The scope of diversity and experiences among the panelists really struck high school student K Kipp.
"I thought it was really cool to see that the Indigenous people who were able to succeed in this field of work were just Indigenous people," said the 16-year-old, one of five Upward Bound high school students who attended the festival. "They weren't anything crazy and special, or the epitome of Indigenous and they also weren't really all white-passing … so it was cool to see like 'OK, I don't need to play my cards any kind of way when it comes to my culture to be able to succeed.'"
Wica-ta-wi Hoksina Brown agreed.
The 15-year-old referenced insights about identity that authors Sasha LaPointe and Kelli Jo Ford shared in separate panels.
During the nonfiction/memoir discussion, LaPointe remembered being called a "sellout" by some Indigenous people when she sold her memoir "Red Paint." "People started criticizing her for her writing simply because she got a good opportunity," recalled Brown.
And Ford, in the "We Talk, You Listen" panel, talked about identity being a socially constructed box, and that those who don't fit their allotted boxes are often shunned.

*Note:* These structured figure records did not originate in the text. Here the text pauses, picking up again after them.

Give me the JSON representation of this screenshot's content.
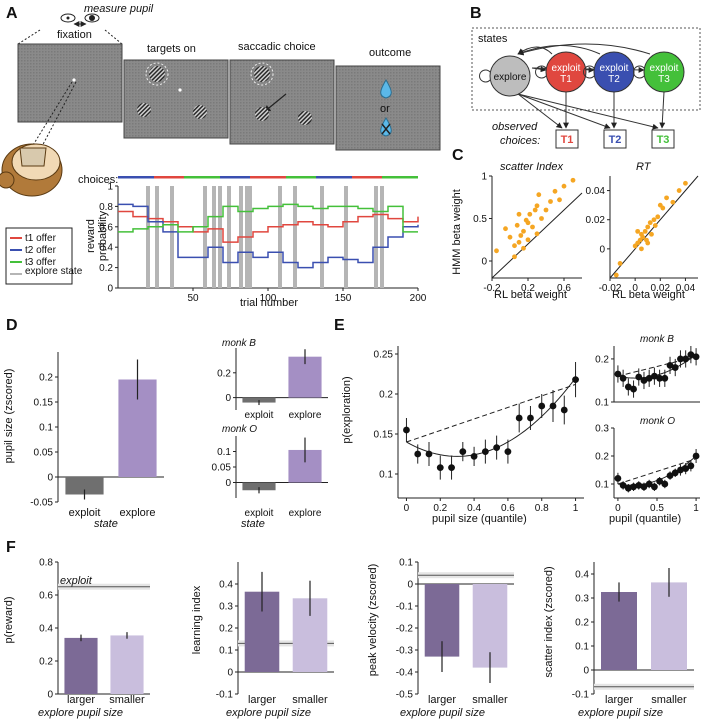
{
  "figure": {
    "panel_labels": {
      "A": "A",
      "B": "B",
      "C": "C",
      "D": "D",
      "E": "E",
      "F": "F"
    },
    "A": {
      "measure_pupil": "measure pupil",
      "fixation": "fixation",
      "targets_on": "targets on",
      "saccadic_choice": "saccadic choice",
      "outcome": "outcome",
      "or": "or",
      "choices_label": "choices:",
      "legend": [
        "t1 offer",
        "t2 offer",
        "t3 offer",
        "explore state"
      ],
      "legend_state_line2": "state",
      "ylabel_1": "reward",
      "ylabel_2": "probability",
      "xlabel": "trial number",
      "colors": {
        "t1": "#e0473f",
        "t2": "#3a4fb0",
        "t3": "#44c03a",
        "explore": "#b5b5b5"
      }
    },
    "B": {
      "states": "states",
      "nodes": [
        "explore",
        "exploit T1",
        "exploit T2",
        "exploit T3"
      ],
      "observed_1": "observed",
      "observed_2": "choices:",
      "choices": [
        "T1",
        "T2",
        "T3"
      ],
      "node_colors": [
        "#bdbdbd",
        "#e0473f",
        "#3a4fb0",
        "#44c03a"
      ]
    },
    "C": {
      "left_title": "scatter Index",
      "right_title": "RT",
      "ylabel": "HMM beta weight",
      "xlabel": "RL beta weight",
      "point_color": "#f5a623"
    },
    "D": {
      "ylabel": "pupil size (zscored)",
      "xlabel": "state",
      "inset_b": "monk B",
      "inset_o": "monk O",
      "categories": [
        "exploit",
        "explore"
      ],
      "colors": {
        "exploit": "#6f6f6f",
        "explore": "#a48fc4"
      }
    },
    "E": {
      "ylabel": "p(exploration)",
      "xlabel": "pupil size (quantile)",
      "inset_xlabel": "pupil (quantile)",
      "inset_b": "monk B",
      "inset_o": "monk O"
    },
    "F": {
      "xlabel": "explore pupil size",
      "categories": [
        "larger",
        "smaller"
      ],
      "exploit_label": "exploit",
      "ylabels": [
        "p(reward)",
        "learning index",
        "peak velocity (zscored)",
        "scatter index (zscored)"
      ],
      "colors": {
        "larger": "#7c6a96",
        "smaller": "#c9bedd"
      }
    }
  },
  "chart_data": [
    {
      "type": "line",
      "title": "",
      "xlabel": "trial number",
      "ylabel": "reward probability",
      "xlim": [
        0,
        200
      ],
      "ylim": [
        0,
        1
      ],
      "series": [
        {
          "name": "t1 offer",
          "x": [
            0,
            10,
            20,
            30,
            40,
            50,
            60,
            70,
            80,
            90,
            100,
            110,
            120,
            130,
            140,
            150,
            160,
            170,
            180,
            190,
            200
          ],
          "values": [
            0.75,
            0.7,
            0.68,
            0.65,
            0.6,
            0.55,
            0.58,
            0.45,
            0.5,
            0.55,
            0.6,
            0.62,
            0.65,
            0.62,
            0.6,
            0.65,
            0.7,
            0.72,
            0.68,
            0.65,
            0.7
          ]
        },
        {
          "name": "t2 offer",
          "x": [
            0,
            10,
            20,
            30,
            40,
            50,
            60,
            70,
            80,
            90,
            100,
            110,
            120,
            130,
            140,
            150,
            160,
            170,
            180,
            190,
            200
          ],
          "values": [
            0.82,
            0.8,
            0.65,
            0.55,
            0.3,
            0.3,
            0.4,
            0.25,
            0.35,
            0.3,
            0.35,
            0.25,
            0.2,
            0.25,
            0.3,
            0.28,
            0.25,
            0.4,
            0.5,
            0.6,
            0.62
          ]
        },
        {
          "name": "t3 offer",
          "x": [
            0,
            10,
            20,
            30,
            40,
            50,
            60,
            70,
            80,
            90,
            100,
            110,
            120,
            130,
            140,
            150,
            160,
            170,
            180,
            190,
            200
          ],
          "values": [
            0.55,
            0.58,
            0.6,
            0.62,
            0.55,
            0.6,
            0.7,
            0.8,
            0.75,
            0.78,
            0.8,
            0.82,
            0.8,
            0.78,
            0.8,
            0.8,
            0.78,
            0.75,
            0.8,
            0.55,
            0.55
          ]
        }
      ],
      "explore_trials": [
        20,
        26,
        36,
        58,
        64,
        68,
        74,
        82,
        86,
        88,
        108,
        118,
        136,
        152,
        172,
        176
      ]
    },
    {
      "type": "scatter",
      "title": "scatter Index",
      "xlabel": "RL beta weight",
      "ylabel": "HMM beta weight",
      "xlim": [
        -0.2,
        0.8
      ],
      "ylim": [
        -0.2,
        1.0
      ],
      "x": [
        -0.15,
        -0.05,
        0.0,
        0.05,
        0.08,
        0.1,
        0.12,
        0.15,
        0.15,
        0.18,
        0.2,
        0.22,
        0.25,
        0.28,
        0.3,
        0.32,
        0.35,
        0.4,
        0.45,
        0.5,
        0.55,
        0.6,
        0.7,
        0.05,
        0.1,
        0.2,
        0.3
      ],
      "values": [
        0.12,
        0.38,
        0.28,
        0.18,
        0.42,
        0.22,
        0.3,
        0.35,
        0.15,
        0.48,
        0.25,
        0.55,
        0.4,
        0.6,
        0.32,
        0.78,
        0.5,
        0.6,
        0.7,
        0.82,
        0.72,
        0.88,
        0.95,
        0.05,
        0.55,
        0.45,
        0.65
      ]
    },
    {
      "type": "scatter",
      "title": "RT",
      "xlabel": "RL beta weight",
      "ylabel": "HMM beta weight",
      "xlim": [
        -0.02,
        0.05
      ],
      "ylim": [
        -0.02,
        0.05
      ],
      "x": [
        -0.015,
        -0.012,
        0.0,
        0.002,
        0.004,
        0.005,
        0.006,
        0.008,
        0.009,
        0.01,
        0.012,
        0.013,
        0.015,
        0.016,
        0.018,
        0.02,
        0.022,
        0.025,
        0.03,
        0.035,
        0.04,
        0.005,
        0.01,
        0.002
      ],
      "values": [
        -0.018,
        -0.01,
        0.002,
        0.004,
        0.006,
        0.01,
        0.008,
        0.012,
        0.006,
        0.015,
        0.018,
        0.01,
        0.02,
        0.016,
        0.022,
        0.03,
        0.028,
        0.035,
        0.032,
        0.04,
        0.045,
        0.0,
        0.004,
        0.012
      ]
    },
    {
      "type": "bar",
      "title": "",
      "categories": [
        "exploit",
        "explore"
      ],
      "values": [
        -0.035,
        0.195
      ],
      "errors": [
        0.01,
        0.04
      ],
      "ylabel": "pupil size (zscored)",
      "xlabel": "state",
      "ylim": [
        -0.05,
        0.25
      ]
    },
    {
      "type": "bar",
      "title": "monk B",
      "categories": [
        "exploit",
        "explore"
      ],
      "values": [
        -0.04,
        0.33
      ],
      "errors": [
        0.02,
        0.06
      ],
      "ylim": [
        -0.1,
        0.4
      ]
    },
    {
      "type": "bar",
      "title": "monk O",
      "categories": [
        "exploit",
        "explore"
      ],
      "values": [
        -0.025,
        0.105
      ],
      "errors": [
        0.01,
        0.04
      ],
      "ylim": [
        -0.05,
        0.15
      ]
    },
    {
      "type": "scatter",
      "title": "",
      "xlabel": "pupil size (quantile)",
      "ylabel": "p(exploration)",
      "xlim": [
        -0.05,
        1.05
      ],
      "ylim": [
        0.07,
        0.26
      ],
      "x": [
        0,
        0.0667,
        0.1333,
        0.2,
        0.2667,
        0.3333,
        0.4,
        0.4667,
        0.5333,
        0.6,
        0.6667,
        0.7333,
        0.8,
        0.8667,
        0.9333,
        1.0
      ],
      "values": [
        0.155,
        0.125,
        0.125,
        0.108,
        0.108,
        0.128,
        0.122,
        0.128,
        0.133,
        0.128,
        0.17,
        0.17,
        0.185,
        0.185,
        0.18,
        0.218
      ],
      "errors": [
        0.015,
        0.012,
        0.015,
        0.015,
        0.015,
        0.012,
        0.012,
        0.015,
        0.015,
        0.015,
        0.018,
        0.015,
        0.015,
        0.02,
        0.018,
        0.022
      ]
    },
    {
      "type": "scatter",
      "title": "monk B",
      "xlim": [
        -0.05,
        1.05
      ],
      "ylim": [
        0.1,
        0.23
      ],
      "x": [
        0,
        0.0667,
        0.1333,
        0.2,
        0.2667,
        0.3333,
        0.4,
        0.4667,
        0.5333,
        0.6,
        0.6667,
        0.7333,
        0.8,
        0.8667,
        0.9333,
        1.0
      ],
      "values": [
        0.165,
        0.155,
        0.135,
        0.13,
        0.158,
        0.15,
        0.155,
        0.16,
        0.155,
        0.155,
        0.185,
        0.18,
        0.2,
        0.2,
        0.21,
        0.205
      ],
      "errors": [
        0.02,
        0.02,
        0.02,
        0.02,
        0.02,
        0.02,
        0.02,
        0.02,
        0.02,
        0.02,
        0.02,
        0.02,
        0.02,
        0.02,
        0.02,
        0.02
      ]
    },
    {
      "type": "scatter",
      "title": "monk O",
      "xlim": [
        -0.05,
        1.05
      ],
      "ylim": [
        0.05,
        0.3
      ],
      "x": [
        0,
        0.0667,
        0.1333,
        0.2,
        0.2667,
        0.3333,
        0.4,
        0.4667,
        0.5333,
        0.6,
        0.6667,
        0.7333,
        0.8,
        0.8667,
        0.9333,
        1.0
      ],
      "values": [
        0.12,
        0.095,
        0.085,
        0.09,
        0.095,
        0.09,
        0.1,
        0.09,
        0.11,
        0.1,
        0.13,
        0.14,
        0.15,
        0.155,
        0.165,
        0.2
      ],
      "errors": [
        0.02,
        0.015,
        0.015,
        0.015,
        0.015,
        0.015,
        0.015,
        0.015,
        0.015,
        0.015,
        0.015,
        0.015,
        0.02,
        0.02,
        0.02,
        0.025
      ]
    },
    {
      "type": "bar",
      "title": "",
      "categories": [
        "larger",
        "smaller"
      ],
      "values": [
        0.34,
        0.355
      ],
      "errors": [
        0.02,
        0.02
      ],
      "ylabel": "p(reward)",
      "ylim": [
        0,
        0.8
      ],
      "reference_line": {
        "label": "exploit",
        "value": 0.65
      }
    },
    {
      "type": "bar",
      "title": "",
      "categories": [
        "larger",
        "smaller"
      ],
      "values": [
        0.365,
        0.335
      ],
      "errors": [
        0.09,
        0.08
      ],
      "ylabel": "learning index",
      "ylim": [
        -0.1,
        0.5
      ],
      "reference_line": {
        "label": "exploit",
        "value": 0.13
      }
    },
    {
      "type": "bar",
      "title": "",
      "categories": [
        "larger",
        "smaller"
      ],
      "values": [
        -0.33,
        -0.38
      ],
      "errors": [
        0.07,
        0.07
      ],
      "ylabel": "peak velocity (zscored)",
      "ylim": [
        -0.5,
        0.1
      ],
      "reference_line": {
        "label": "exploit",
        "value": 0.04
      }
    },
    {
      "type": "bar",
      "title": "",
      "categories": [
        "larger",
        "smaller"
      ],
      "values": [
        0.325,
        0.365
      ],
      "errors": [
        0.04,
        0.06
      ],
      "ylabel": "scatter index (zscored)",
      "ylim": [
        -0.1,
        0.45
      ],
      "reference_line": {
        "label": "exploit",
        "value": -0.07
      }
    }
  ]
}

"So it was very inspiring to see so many people from seemingly similar backgrounds come up, and yet they're also very different and they found success in their own ways," said Brown.
Katey Funderburgh, the students' Upward Bound teacher, was moved to see the generosity of so many of the weekend's special guests.
"The authors took the time to talk with the students, to really listen to them, to advise them and encourage them into their best selves," she said. "Even in just three days, my students bloomed a little more."